With the amount of stuff published in the public domain one could be forgiven for thinking that society had given up the notion of ‘private’. Share and share alike seems to be the norm, to the extent that it has become tricky to determine just what is to be kept private. And that which is to be kept private of course seems to have become the target for hackers in a never ending quest which one might suppose is to make all data public domain. I suppose it’s a point of view.
In the interim before we reach this dystopia it may be worth giving a thought to what information assets your charity would like to keep private. And before anyone says “charities don’t have any private data” you might want to gather your chief execs, your trustees, your staff, and your supporters around the table and apply the ‘what if we left this on a train’ test to a few select items of information. Full rules of the game are available from a colleague in the CSF. But don’t tell anyone.
Back in the day it was the practice of system administrators to grant every new user account supervisor rights. That way they could guarantee that it wasn’t the network or these new fangled file permissions that was causing the software application to fail. The diligent administrators would carefully allocate time to go back and work with the developers to remove layers of access from said user accounts until the application would work without the user being burdened with an account that could wreak as much havoc across the network as an untrained sysadmin.
Those days, or to be more accurate, that attitude, is still apparent in many organisations. Giving ‘admin rights’ to a user is a practice that is still prevalent, mainly one suspects because it makes the job of the IT department (or IT guy) that much easier – in the short term.
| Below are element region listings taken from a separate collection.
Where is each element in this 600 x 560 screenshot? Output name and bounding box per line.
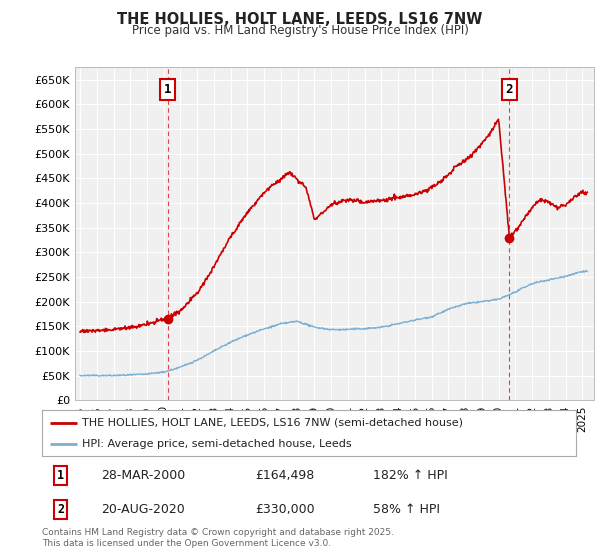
Text: 20-AUG-2020: 20-AUG-2020 [101, 503, 184, 516]
Text: 2: 2 [57, 503, 64, 516]
Text: 1: 1 [164, 83, 172, 96]
Text: 1: 1 [57, 469, 64, 482]
Text: Contains HM Land Registry data © Crown copyright and database right 2025.
This d: Contains HM Land Registry data © Crown c… [42, 528, 394, 548]
Text: THE HOLLIES, HOLT LANE, LEEDS, LS16 7NW: THE HOLLIES, HOLT LANE, LEEDS, LS16 7NW [118, 12, 482, 27]
Text: £164,498: £164,498 [256, 469, 315, 482]
Text: 2: 2 [506, 83, 513, 96]
Text: 28-MAR-2000: 28-MAR-2000 [101, 469, 185, 482]
Text: Price paid vs. HM Land Registry's House Price Index (HPI): Price paid vs. HM Land Registry's House … [131, 24, 469, 37]
Text: THE HOLLIES, HOLT LANE, LEEDS, LS16 7NW (semi-detached house): THE HOLLIES, HOLT LANE, LEEDS, LS16 7NW … [82, 418, 463, 428]
Text: 182% ↑ HPI: 182% ↑ HPI [373, 469, 448, 482]
Text: £330,000: £330,000 [256, 503, 315, 516]
Text: 58% ↑ HPI: 58% ↑ HPI [373, 503, 440, 516]
Text: HPI: Average price, semi-detached house, Leeds: HPI: Average price, semi-detached house,… [82, 439, 352, 449]
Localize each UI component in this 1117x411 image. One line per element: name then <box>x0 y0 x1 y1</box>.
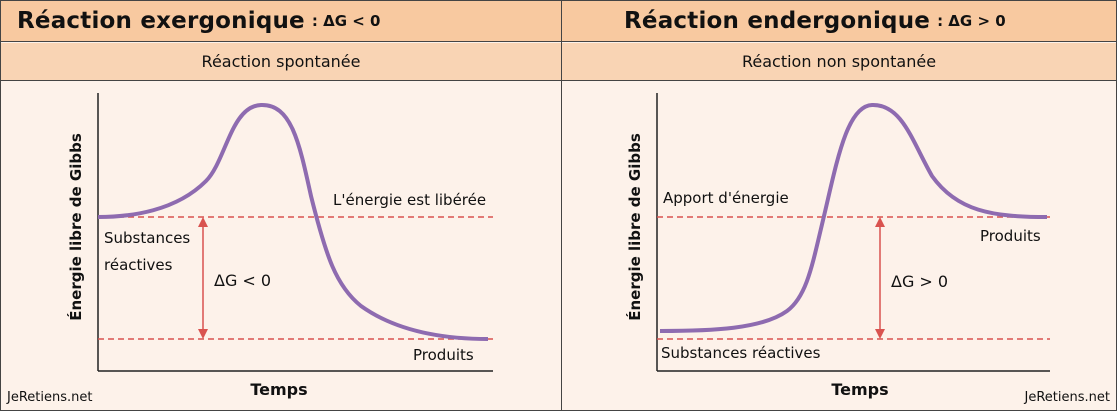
endergonic-diagram: Énergie libre de Gibbs Temps Apport d'én… <box>625 93 1050 399</box>
credit-right: JeRetiens.net <box>1024 390 1110 405</box>
y-axis-label: Énergie libre de Gibbs <box>66 133 85 321</box>
endergonic-panel: Réaction endergonique : ΔG > 0 Réaction … <box>562 1 1116 410</box>
delta-g-label: ΔG < 0 <box>214 271 271 290</box>
reactants-label: Substances réactives <box>661 344 821 362</box>
reactants-label-line2: réactives <box>104 256 173 274</box>
delta-g-arrow-head-top <box>198 217 208 227</box>
endergonic-subtitle: Réaction non spontanée <box>562 43 1116 81</box>
exergonic-diagram: Énergie libre de Gibbs Temps Substances … <box>66 93 493 399</box>
energy-curve <box>97 102 489 341</box>
exergonic-subtitle: Réaction spontanée <box>1 43 561 81</box>
products-label: Produits <box>413 346 474 364</box>
energy-released-label: L'énergie est libérée <box>333 191 486 209</box>
energy-input-label: Apport d'énergie <box>663 189 789 207</box>
delta-g-arrow-head-bottom <box>198 329 208 339</box>
delta-g-label: ΔG > 0 <box>891 272 948 291</box>
endergonic-title: Réaction endergonique <box>624 8 931 34</box>
endergonic-condition: : ΔG > 0 <box>937 12 1006 30</box>
exergonic-panel: Réaction exergonique : ΔG < 0 Réaction s… <box>1 1 562 410</box>
x-axis-label: Temps <box>250 380 307 399</box>
delta-g-arrow-head-bottom <box>875 329 885 339</box>
reactants-label-line1: Substances <box>104 229 190 247</box>
delta-g-arrow-head-top <box>875 217 885 227</box>
exergonic-title-bar: Réaction exergonique : ΔG < 0 <box>1 1 561 42</box>
exergonic-title: Réaction exergonique <box>17 8 305 34</box>
products-label: Produits <box>980 227 1041 245</box>
exergonic-condition: : ΔG < 0 <box>311 12 381 30</box>
credit-left: JeRetiens.net <box>7 390 93 405</box>
x-axis-label: Temps <box>831 380 888 399</box>
energy-curve <box>659 102 1048 333</box>
endergonic-title-bar: Réaction endergonique : ΔG > 0 <box>562 1 1116 42</box>
y-axis-label: Énergie libre de Gibbs <box>625 133 644 321</box>
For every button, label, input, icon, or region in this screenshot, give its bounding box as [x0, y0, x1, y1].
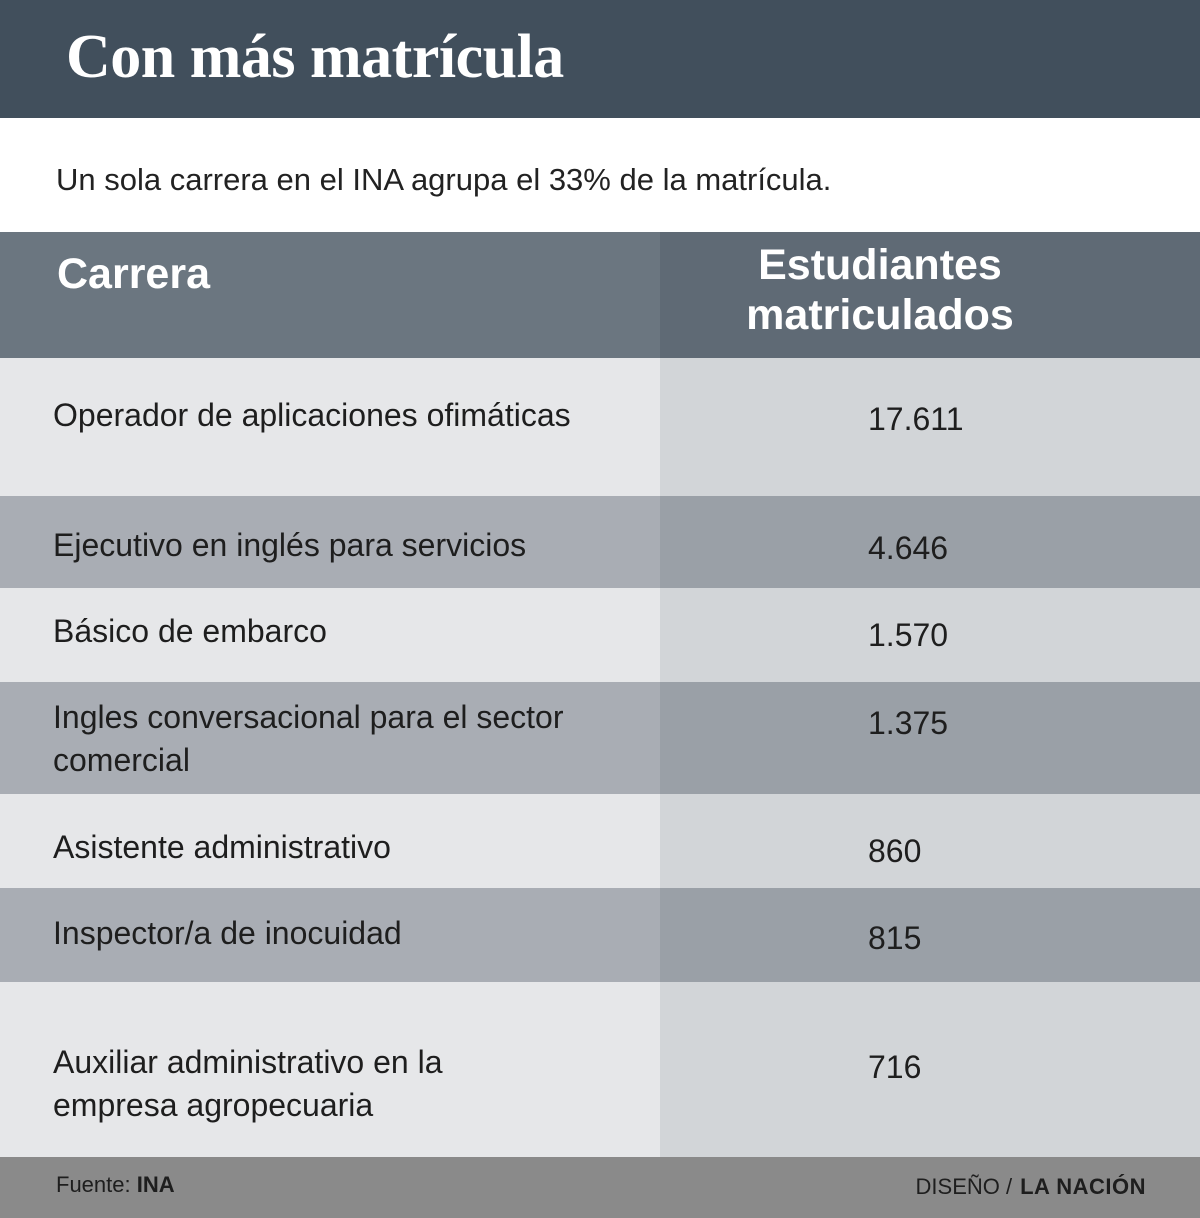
row-cell-carrera-bg [0, 588, 660, 682]
chart-title: Con más matrícula [66, 23, 564, 91]
design-label: DISEÑO / [915, 1174, 1013, 1199]
brand-name: LA NACIÓN [1020, 1174, 1146, 1199]
row-cell-estudiantes-bg [660, 982, 1200, 1157]
table-row [0, 588, 1200, 682]
carrera-label: Auxiliar administrativo en la empresa ag… [53, 1044, 443, 1123]
estudiantes-value: 4.646 [868, 530, 949, 566]
header-cell-estudiantes-bg [660, 232, 1200, 358]
carrera-label: Ingles conversacional para el sector com… [53, 699, 564, 778]
header-cell-carrera-bg [0, 232, 660, 358]
row-cell-estudiantes-bg [660, 358, 1200, 496]
estudiantes-value: 716 [868, 1049, 922, 1085]
column-header-estudiantes: Estudiantes matriculados [746, 241, 1014, 339]
estudiantes-value: 1.570 [868, 617, 949, 653]
row-cell-carrera-bg [0, 682, 660, 794]
row-cell-estudiantes-bg [660, 888, 1200, 982]
row-cell-carrera-bg [0, 794, 660, 888]
row-cell-estudiantes-bg [660, 682, 1200, 794]
title-bar [0, 0, 1200, 118]
table-row [0, 794, 1200, 888]
estudiantes-value: 815 [868, 920, 922, 956]
carrera-label: Ejecutivo en inglés para servicios [53, 527, 527, 563]
table-row [0, 888, 1200, 982]
carrera-label: Básico de embarco [53, 613, 327, 649]
source-name: INA [136, 1172, 175, 1197]
footer-bar [0, 1157, 1200, 1218]
estudiantes-value: 17.611 [868, 401, 964, 437]
row-cell-estudiantes-bg [660, 794, 1200, 888]
row-cell-carrera-bg [0, 888, 660, 982]
carrera-label: Asistente administrativo [53, 829, 391, 865]
source-note: Fuente: INA [56, 1172, 175, 1198]
estudiantes-value: 860 [868, 833, 922, 869]
chart-subtitle: Un sola carrera en el INA agrupa el 33% … [56, 162, 832, 197]
row-cell-carrera-bg [0, 358, 660, 496]
row-cell-carrera-bg [0, 982, 660, 1157]
table-row [0, 496, 1200, 588]
table-row [0, 682, 1200, 794]
row-cell-estudiantes-bg [660, 588, 1200, 682]
carrera-label: Inspector/a de inocuidad [53, 915, 402, 951]
estudiantes-value: 1.375 [868, 705, 949, 741]
table-row [0, 982, 1200, 1157]
carrera-label: Operador de aplicaciones ofimáticas [53, 397, 571, 433]
design-credit: DISEÑO / LA NACIÓN [916, 1174, 1146, 1200]
table-row [0, 358, 1200, 496]
row-cell-estudiantes-bg [660, 496, 1200, 588]
row-cell-carrera-bg [0, 496, 660, 588]
source-label: Fuente: [56, 1172, 131, 1197]
column-header-carrera: Carrera [57, 250, 210, 298]
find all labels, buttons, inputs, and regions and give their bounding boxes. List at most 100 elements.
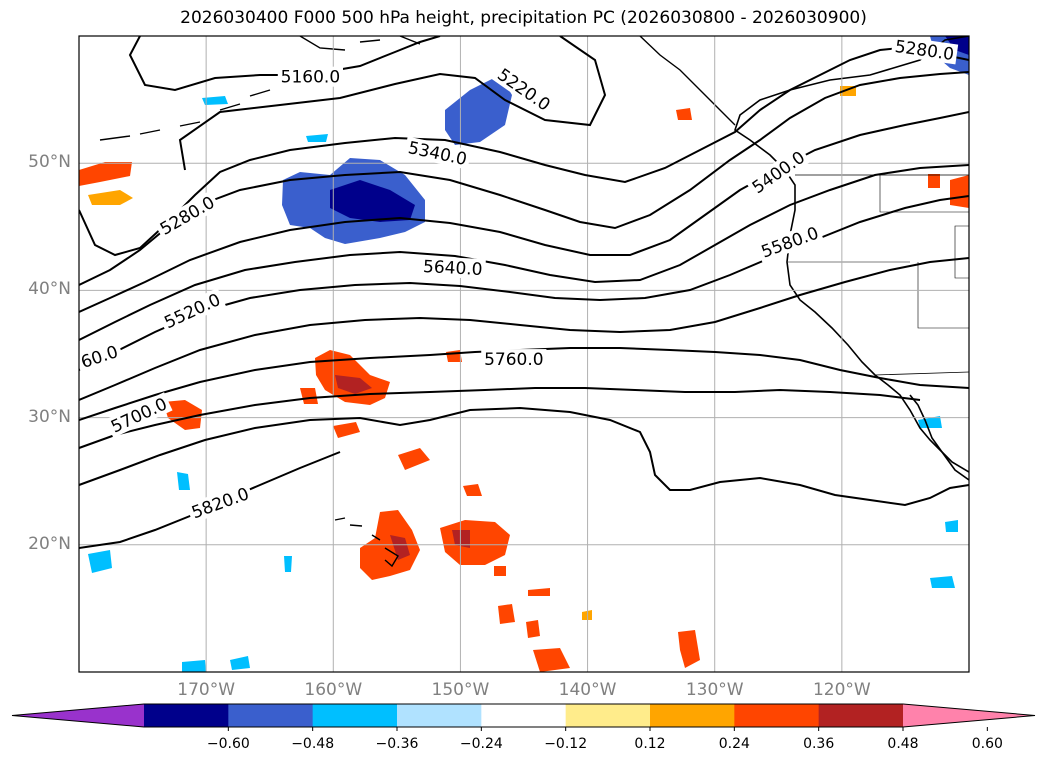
precip-negative-area	[88, 550, 112, 573]
contour-label-background	[104, 392, 173, 438]
contour-label: 5400.0	[745, 145, 811, 199]
contour-label-background	[481, 349, 547, 370]
contour-line	[79, 111, 969, 313]
contour-label: 5820.0	[186, 482, 255, 524]
longitude-label: 170°W	[177, 680, 236, 700]
precip-positive-area	[300, 388, 318, 404]
precip-positive-area	[678, 630, 700, 668]
contour-label-background	[890, 35, 959, 65]
contour-label-text: 5400.0	[749, 148, 809, 199]
colorbar-tick-label: 0.12	[634, 736, 666, 752]
map-frame	[78, 35, 970, 673]
precip-positive-core	[335, 375, 372, 394]
precip-positive-area	[333, 422, 360, 438]
colorbar-tick-label: 0.60	[971, 736, 1003, 752]
contour-label: 60.0	[74, 340, 124, 373]
precip-positive-area	[533, 648, 570, 672]
contour-label-background	[74, 340, 124, 373]
precip-positive-area	[494, 566, 506, 576]
contour-label-background	[186, 482, 255, 524]
colorbar-swatch	[397, 704, 482, 727]
colorbar-swatch	[144, 704, 229, 727]
latitude-label: 50°N	[28, 152, 71, 173]
colorbar-tick-label: −0.24	[459, 736, 503, 752]
precip-positive-core	[390, 535, 410, 560]
colorbar-swatch	[734, 704, 820, 727]
colorbar-swatch	[312, 704, 398, 727]
colorbar-extend-low	[12, 704, 144, 727]
precip-positive-area	[526, 620, 540, 638]
precip-positive-area	[440, 520, 510, 565]
contour-label: 5580.0	[755, 221, 824, 263]
contour-label: 5280.0	[153, 190, 221, 241]
colorbar-swatch	[481, 704, 567, 727]
precip-positive-area	[446, 350, 462, 362]
colorbar-outline	[11, 703, 1036, 728]
coastline-baja-gulf	[909, 394, 969, 481]
colorbar-swatch	[818, 704, 904, 727]
contour-line	[178, 36, 607, 171]
contour-label: 5640.0	[419, 255, 486, 280]
colorbar-tick-label: −0.36	[375, 736, 419, 752]
precip-negative-area	[177, 472, 190, 490]
contour-line	[79, 257, 969, 401]
precip-positive-area	[928, 174, 940, 188]
latitude-label: 20°N	[28, 533, 71, 554]
precip-positive-area	[582, 610, 592, 620]
colorbar-extend-high	[903, 704, 1035, 727]
precip-positive-area	[463, 484, 482, 496]
contour-label-background	[153, 190, 221, 241]
map-title: 2026030400 F000 500 hPa height, precipit…	[180, 8, 867, 28]
coastline-alaska-panhandle	[639, 36, 736, 126]
precip-negative-core	[330, 180, 415, 222]
contour-line	[79, 347, 969, 421]
precip-positive-area	[498, 604, 515, 624]
precip-positive-area	[950, 175, 969, 208]
colorbar-tick-label: 0.48	[887, 736, 919, 752]
precip-positive-area	[79, 162, 132, 186]
contour-line	[79, 164, 969, 341]
contour-label-text: 5280.0	[157, 193, 219, 240]
precip-positive-core	[452, 530, 470, 548]
longitude-label: 120°W	[812, 680, 871, 700]
longitude-label: 150°W	[431, 680, 490, 700]
colorbar-swatch	[650, 704, 735, 727]
contour-label-background	[158, 287, 226, 334]
contour-label-text: 5160.0	[281, 68, 340, 88]
contour-line	[79, 387, 921, 449]
contour-label-text: 5640.0	[423, 257, 483, 280]
contour-label-text: 5820.0	[189, 484, 252, 523]
contour-label-text: 5580.0	[759, 223, 822, 262]
longitude-label: 160°W	[304, 680, 363, 700]
contour-label: 5760.0	[481, 349, 547, 370]
contour-label-background	[277, 66, 343, 87]
contour-label: 5160.0	[277, 66, 343, 88]
contour-line	[79, 195, 969, 371]
coastline-alaska-gulf	[299, 36, 421, 51]
colorbar-tick-label: 0.36	[803, 736, 835, 752]
precip-positive-area	[398, 448, 430, 470]
contour-label-background	[419, 255, 486, 280]
colorbar-tick-label: −0.48	[291, 736, 335, 752]
colorbar-swatch	[228, 704, 314, 727]
colorbar	[11, 703, 1036, 731]
contour-label-background	[491, 62, 557, 117]
state-borders	[788, 175, 969, 329]
precip-negative-area	[182, 660, 206, 672]
contour-label-background	[755, 221, 824, 263]
colorbar-tick-label: −0.60	[206, 736, 250, 752]
contour-label-text: 5760.0	[484, 350, 543, 370]
contour-label-background	[403, 136, 472, 170]
islands-aleutian	[99, 89, 271, 141]
colorbar-swatch	[565, 704, 651, 727]
contour-label: 5520.0	[158, 287, 226, 334]
precip-negative-area	[202, 96, 228, 105]
precip-negative-area	[945, 520, 958, 532]
border-us-mexico	[874, 371, 969, 376]
precip-negative-area	[306, 134, 328, 142]
islands-hawaii	[334, 517, 399, 568]
precip-negative-area	[284, 556, 292, 572]
precip-positive-area	[676, 108, 692, 120]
And surprisingly there is still software around that won’t run unless operating under a privileged account.
This is the simple stuff. If you want to complete the audit you should check how much server software runs in the admin account, or worse still in the named account of your sysadmin. Let’s hope they don’t leave. Let that practice of escalated privilege become common knowledge and you’ve made it one step easier for unwelcome guests, or disgruntled employees, to run riot with your systems, your files and your data. Lock it, or lose it.
What’s the easiest way to get someone’s password? Hack their PC? Exfiltrate the user database?
Nope, much easier. Just ask them.
No matter how many times tech support staff are told never to ask for a user’s password, it still happens. It’s like no-one can help themselves and the ability to masquerade as an unsuspecting user is the divine right of service desk analysts everywhere. It’s not that it’s a cardinal sin (although certainly very bad practice and an indication of lazy processes), nope, it’s more that it opens the door to what becomes ‘acceptable’.
So when Mr Bad Guy phones one of your users it’s a cast iron certainty that he’ll say he’s from your IT department before proceeding to ask for their password – and probably for their mother’s maiden name, their bank card number, their PIN code, and the name of their favourite song to boot. You’d sort of hope that your users will be so well aware of your infosec policies that they’ll smell a rat and put the phone down. But remember it’s your credibility that’s being degraded, and your users that are being exploited. Just say no.
It takes about six days for folks to realise the enormity of the problem. So imagine a disaster, say, like the tsunami in 2004, or perhaps Hurricane Katrina. For many charities engaged in humanitarian work the need to mobilise, and mobilise quickly, in the face of such enormous natural disasters requires funds. And the human need to support such work results in the generous and unconditional gifting of those funds. So back to the six days. That tends to be the time period after which folks want to respond usually with monetary help. Your charity probably knows this and will gear up to expect this, but the bad guys know it too and you should also be prepared to expect a higher than usual proportion of phishing and scam emails being pumped through the internet. Even perhaps spoof websites mimicking the online donations page of a real charity. You may not see these undercover attempts to milk human kindness but you should be aware of the problem and consider how you might monitor the unscrupulous use of the good name of your organisation.
Back in the bad old days the infosec pro would be facing adversaries who would attempt to disrupt and destroy our systems and our data buy writing malicious code in the shape of viruses and worms. There’s a distinct difference between the two that’s worth understanding if only because one of them needs the complicit assistance of our other arch-enemy, the user. It might be fair to say that double-clicking an attachment in an email needs to be classified as the eighth deadly sin. It’s been popular to assume that viruses are dead, and that the majority of damage to data occurs from deliberate hacks. So antivirus software likewise is seen to be in demise. But spare a moments thought for the re-invention of the virus. Some folks have seen viruses capable of cryptographically denying access to all the files on a disk and demanding a fee to unlock said files. This ‘ransomware’ may be enough to make you think twice about canning your antivirus subscription, or redoubling your infosec awareness campaign. Viruses, like their biological counterpart, need human interaction to spread. So whatever you do, don’t click that attach… K)*Y&^G++.